Thursday, January 12, 2006

Happy New Year! My, it has been a long time. The Quistilton Gang has been busy traveling to Massachoo for the holidays, attending Cornell Women’s Hockey games (The Wee One’s chant: “Let’s go Big Red let’s go clap clap!”), and I, personally, have been engrossed in some new activities of my own. First, I’ve been reading “Eats, Shoots and Leaves,” by Lynne Truss. My brother and my sister each gave me a copy this Christmas—should I take this as a hint? It’s a hilarious account of punctuation—yes, I used “hilarious” and “punctuation” in the same sentence (twice, actually)—by a woman whose rally cry is, “Sticklers Unite!” (Now I want to go check out the book and see if I punctuated that last sentence at all correctly.) She stood outside the premiere of “Two Weeks Notice” (if that makes you cringe, you’re a stickler) waving a giant apostrophe after the “s” in “Weeks.” She is also helping me feel confident in my persistent placement of commas and periods (she calls them “stops”) inside quotation marks—as in the previous sentence. Americans put them inside, and British folks put them outside. Here is an example of the British version:
Lynne Truss nearly got arrested for hitting someone on the head with a giant apostrophe at the premiere of “Two Weeks (which should be Weeks’) Notice”.

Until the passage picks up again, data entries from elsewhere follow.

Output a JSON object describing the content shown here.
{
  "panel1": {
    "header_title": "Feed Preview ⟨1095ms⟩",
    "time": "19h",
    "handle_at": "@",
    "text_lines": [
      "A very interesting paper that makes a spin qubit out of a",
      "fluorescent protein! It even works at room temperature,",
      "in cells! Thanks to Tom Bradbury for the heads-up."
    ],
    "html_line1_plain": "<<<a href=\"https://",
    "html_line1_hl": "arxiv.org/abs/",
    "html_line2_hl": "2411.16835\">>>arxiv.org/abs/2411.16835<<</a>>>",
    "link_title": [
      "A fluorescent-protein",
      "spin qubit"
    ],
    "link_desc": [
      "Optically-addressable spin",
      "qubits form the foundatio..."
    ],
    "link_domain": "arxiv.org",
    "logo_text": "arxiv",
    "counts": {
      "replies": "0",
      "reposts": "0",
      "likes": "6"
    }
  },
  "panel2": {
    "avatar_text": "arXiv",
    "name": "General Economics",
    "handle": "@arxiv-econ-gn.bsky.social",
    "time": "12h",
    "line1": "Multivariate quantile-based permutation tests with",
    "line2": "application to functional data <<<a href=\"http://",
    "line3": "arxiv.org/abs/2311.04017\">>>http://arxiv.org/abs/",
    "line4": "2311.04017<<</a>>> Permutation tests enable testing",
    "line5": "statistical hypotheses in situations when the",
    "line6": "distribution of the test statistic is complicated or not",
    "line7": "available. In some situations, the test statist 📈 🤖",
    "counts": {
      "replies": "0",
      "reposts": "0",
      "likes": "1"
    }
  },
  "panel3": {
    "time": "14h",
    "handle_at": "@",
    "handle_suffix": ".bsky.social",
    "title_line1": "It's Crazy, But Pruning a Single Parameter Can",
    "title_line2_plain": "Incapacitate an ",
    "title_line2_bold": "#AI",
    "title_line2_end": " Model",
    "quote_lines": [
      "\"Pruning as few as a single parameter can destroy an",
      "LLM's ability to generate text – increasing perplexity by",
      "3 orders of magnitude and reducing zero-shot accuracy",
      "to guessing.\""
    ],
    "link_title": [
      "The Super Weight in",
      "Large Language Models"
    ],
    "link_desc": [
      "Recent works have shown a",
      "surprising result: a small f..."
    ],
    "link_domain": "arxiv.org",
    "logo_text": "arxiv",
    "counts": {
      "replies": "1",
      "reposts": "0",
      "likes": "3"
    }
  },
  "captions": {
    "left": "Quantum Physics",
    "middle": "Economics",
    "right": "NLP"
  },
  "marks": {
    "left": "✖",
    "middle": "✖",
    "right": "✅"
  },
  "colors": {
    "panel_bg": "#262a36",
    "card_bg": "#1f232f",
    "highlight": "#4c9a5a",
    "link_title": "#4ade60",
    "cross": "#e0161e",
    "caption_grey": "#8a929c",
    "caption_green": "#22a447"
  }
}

The fact that I so enjoy this book and another gift, the new illustrated Elements of Style (why won't Blogger let me underline?), is evidence that perhaps I should’ve been an English major. Or at least a spinsterish old grammarian. But the thing is, I was never taught grammar! Were you? They just sortof forgot to cover it, back in elementary school. All I remember is a lot of brainstorming going on. (Remember that? Brainstorming was the hugest thing to hit education since Skinner!) Sorry, this whole post is full of inside jokes and useless, boring information. I will commence with the good stuff.

The other activity which has been in the way of the blog has been flying. Yes, I am finally learning how to fly. I say “finally” because my first lesson happened 17 years ago, and I haven’t had another since. (Angst-ridden teenage Linnie plus well-intentioned pilot Dad in a small plane 3500 feet up—bad idea. We ended the session with an agreement to not try and have a conversation until I was 25. Happily, we have moved beyond this.) But “learning to fly” is still a stretch, at this point, since I haven’t yet passed my flight physical. In order to take one lesson at this school, I need to have a third-class medical certificate which requires an extensive physical with vision and hearing testing and all sorts of weighing and measuring of my poor child-destroyed body. Now, I am probably the only student pilot who nearly failed the vision exam because a toddler peed on her leg. The whole thing took so long that I had to leave the doctor’s office and go get the Wee One in the middle of it. Then, the nurse kept leaving me in the examining room while she went off to get snacks. I wouldn’t have minded so much if she had shared. I mean, really.

So anyway, two and a half hours after I initially got there (do doctors think we just have all day to spend in their offices?), I thought I was all done, only to find that one trip to the emergency room for an asthma attack three years ago might flub the whole thing. Now I have to get my doctor to write a letter assuring the FAA that I won’t start wheezing and fall out of the sky (knock wood).

This is certainly the most expensive, selfish hobby I have ever undertaken (my parents might argue that “college” would more aptly fit that description), but think of it—soaring up there, above the clouds in the clear blue with the whole world laid out before you—it’s heaven, both literally and figuratively.